Last Friday and Saturday, it held a seminar, Developing Durable Peace Processes and Partners. Its purpose was to illuminate problems in India-Pakistan relations, with comparative perspectives from the Middle East and Northern Ireland.

Programme director Radha Kumar formerly a visiting senior fellow with the US Council on Foreign Relations, has just published her book on the Indian sub-continent, Making Peace with Partition.

The partition of India in 1947, and the de facto partition of Kashmir, were described as "irretrievable" by a serving Indian minister at the conference opening. Nonetheless, they remain a source of profound regret among India's political and intellectual elite. Even with partition, the newly independent state of India still faced the enormous challenge of governing a vast land and peoples of tremendous diversity in a spirit of pluralism and democracy, trying to restrain the tendency of one group to try to dominate another. There is no other country like it.

The Mughal rulers of the 16th and 17th centuries, buried in magnificent mosques, like Humayan's tomb in Delhi, took Hindu brides. Gandhi strove with all his might to prevent partition, in part the fruit of British policy. Churchill, who helped precipitate Ireland's Civil War, remarked in 1940, before becoming prime minister, that he regarded "the Hindu-Muslim feud as the bulwark of British rule in India". Fear of majority rule, not sufficiently allayed, also played its part.

Partition can create more problems than it solves. In 1947, according to Radha Kumar, between half a million and a million people died in a communal holocaust, and 15 million people were forced from their homes in wholesale ethnic cleansing. The behaviour of Jinnah and the Muslim League was no more inspiring than that of Carson and the Protestant churches in the North (1912-14) vis-à-vis Home Rule. Peter Hart, in the current issue of History Ireland, describes the latter as "not a pretty picture" and "one of the big untold stories of this period". Nehru's promise of a plebiscite for Kashmir was not fulfilled.

There have been bloody wars since in the Indian sub-continent, with Pakistan described even by some of its own as "a garrison state", which needs border tensions to justify military rule.

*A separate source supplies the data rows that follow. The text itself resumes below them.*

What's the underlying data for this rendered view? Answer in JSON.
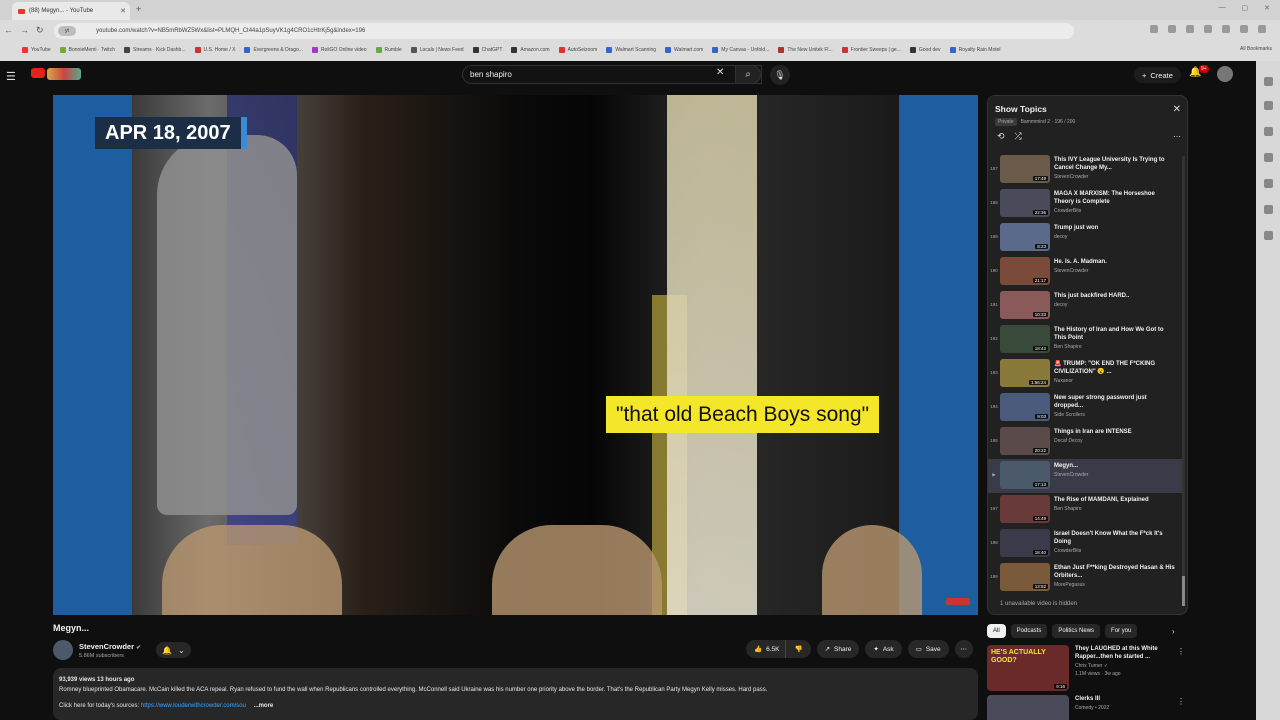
{
  "browser": {
    "tab_title": "(88) Megyn... - YouTube",
    "url_chip": "yt",
    "url": "youtube.com/watch?v=NB5mRbWZ5Wx&list=PLMQH_Ct44a1pSuyVK1g4CRO1cHtrKj5g&index=196",
    "bookmarks": [
      "YouTube",
      "BonnieMemi · Twitch",
      "Streams · Kick Dashb...",
      "U.S. Home / X",
      "Evergreens & Drago...",
      "ReliGO Online video",
      "Rumble",
      "Locals | News Feed",
      "ChatGPT",
      "Amazon.com",
      "AutoSeizoom",
      "Walmart Scanning",
      "Walmart.com",
      "My Canvas - Unfold...",
      "The New Unitek Fl...",
      "Frontier Sweeps | ge...",
      "Good dev",
      "Royalty Rain Motel"
    ],
    "all_bookmarks": "All Bookmarks"
  },
  "masthead": {
    "search_value": "ben shapiro",
    "create_label": "Create",
    "notif_count": "9+"
  },
  "video": {
    "date_caption": "APR 18, 2007",
    "subtitle_caption": "\"that old Beach Boys song\"",
    "title": "Megyn...",
    "channel": "StevenCrowder",
    "subscribers": "5.86M subscribers",
    "likes": "6.5K",
    "share_label": "Share",
    "ask_label": "Ask",
    "save_label": "Save"
  },
  "description": {
    "meta": "93,939 views  13 hours ago",
    "text": "Romney blueprinted Obamacare. McCain killed the ACA repeal. Ryan refused to fund the wall when Republicans controlled everything. McConnell said Ukraine was his number one priority above the border. That's the Republican Party Megyn Kelly misses. Hard pass.",
    "sources_prefix": "Click here for today's sources:",
    "sources_link": "https://www.louderwithcrowder.com/sou",
    "more": "...more"
  },
  "playlist": {
    "title": "Show Topics",
    "privacy": "Private",
    "meta": "Bammmind 2 · 196 / 200",
    "hidden_note": "1 unavailable video is hidden",
    "items": [
      {
        "index": "187",
        "title": "This IVY League University Is Trying to Cancel Change My...",
        "channel": "StevenCrowder",
        "duration": "17:49",
        "color": "#6a5a4a"
      },
      {
        "index": "188",
        "title": "MAGA X MARXISM: The Horseshoe Theory is Complete",
        "channel": "CrowderBits",
        "duration": "22:36",
        "color": "#4a4a5a"
      },
      {
        "index": "189",
        "title": "Trump just won",
        "channel": "decoy",
        "duration": "8:23",
        "color": "#5a6a8a"
      },
      {
        "index": "190",
        "title": "He. Is. A. Madman.",
        "channel": "StevenCrowder",
        "duration": "21:17",
        "color": "#7a4a3a"
      },
      {
        "index": "191",
        "title": "This just backfired HARD..",
        "channel": "decoy",
        "duration": "10:33",
        "color": "#8a5a5a"
      },
      {
        "index": "192",
        "title": "The History of Iran and How We Got to This Point",
        "channel": "Ben Shapiro",
        "duration": "18:43",
        "color": "#3a4a3a"
      },
      {
        "index": "193",
        "title": "🚨 TRUMP: \"OK END THE F*CKING CIVILIZATION\" 😮 ...",
        "channel": "Nuxanor",
        "duration": "1:56:24",
        "color": "#8a7a3a"
      },
      {
        "index": "194",
        "title": "New super strong password just dropped...",
        "channel": "Side Scrollers",
        "duration": "9:03",
        "color": "#4a5a7a"
      },
      {
        "index": "195",
        "title": "Things in Iran are INTENSE",
        "channel": "Decaf Decoy",
        "duration": "20:22",
        "color": "#5a4a4a"
      },
      {
        "index": "▶",
        "title": "Megyn...",
        "channel": "StevenCrowder",
        "duration": "17:13",
        "color": "#4a5a6a",
        "active": true
      },
      {
        "index": "197",
        "title": "The Rise of MAMDANI, Explained",
        "channel": "Ben Shapiro",
        "duration": "14:49",
        "color": "#6a3a3a"
      },
      {
        "index": "198",
        "title": "Israel Doesn't Know What the F*ck It's Doing",
        "channel": "CrowderBits",
        "duration": "18:40",
        "color": "#3a3a4a"
      },
      {
        "index": "199",
        "title": "Ethan Just F**king Destroyed Hasan & His Orbiters...",
        "channel": "MorePegasus",
        "duration": "13:52",
        "color": "#7a5a3a"
      }
    ]
  },
  "chips": [
    "All",
    "Podcasts",
    "Politics News",
    "For you"
  ],
  "recommendations": [
    {
      "title": "They LAUGHED at this White Rapper...then he started ...",
      "channel": "Chris Turner ✓",
      "meta": "1.1M views · 3w ago",
      "duration": "9:16",
      "thumb_text": "HE'S ACTUALLY GOOD?",
      "color": "#6a2a2a"
    },
    {
      "title": "Clerks III",
      "channel": "Comedy • 2022",
      "meta": "",
      "duration": "",
      "thumb_text": "",
      "color": "#4a4a5a"
    }
  ]
}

Constant complaints are made by India that Pakistan and Bangladesh have surreptitiously assisted terrorism in Indian border states or taken insufficient steps to prevent it.

An annual cricket match in the past three years and a new bus service across the Line of Control in Kashmir, already subjected to terrorist attack, are deemed important confidence-building measures.

The introductory conference notes observed perceptively of the current state of the Northern Ireland peace process: "Incidences of violence are so infrequent as to cause a storm of protest when they do occur." One participant noted that, while, during what is now regarded as a successfully concluded peace process in South Africa, 20,000 people died between 1990 and 1994, in Northern Ireland any violent act is apt to be treated as the death of the peace process.

Having come so far, the imperative is to conclude, rather than abandon it. Gerry Adams's Wednesday speech, which read like a commander-in-chief's address to the troops, would indicate some intellectual acceptance at least of the necessities of the situation.

Solutions canvassed for the Indian sub-continent include circumventing absolute ideals of sovereignty, better regional economic co-operation, and perhaps a special status for Kashmir. Political conflict is not helping economic advancement of the region, though India is now progressing well.

Like Mahatma Gandhi and Nelson Mandela, Pope John Paul II has been one of the most charismatic figures of the 20th century. It is hard to think of any Pope who had a greater positive impact on their age, as a catalyst in Eastern Europe's delivery from totalitarianism. Despite important gaps and issues that may have to be urgently addressed anew by his successor, his life achievements and personal outreach are honoured by people of all faiths and none.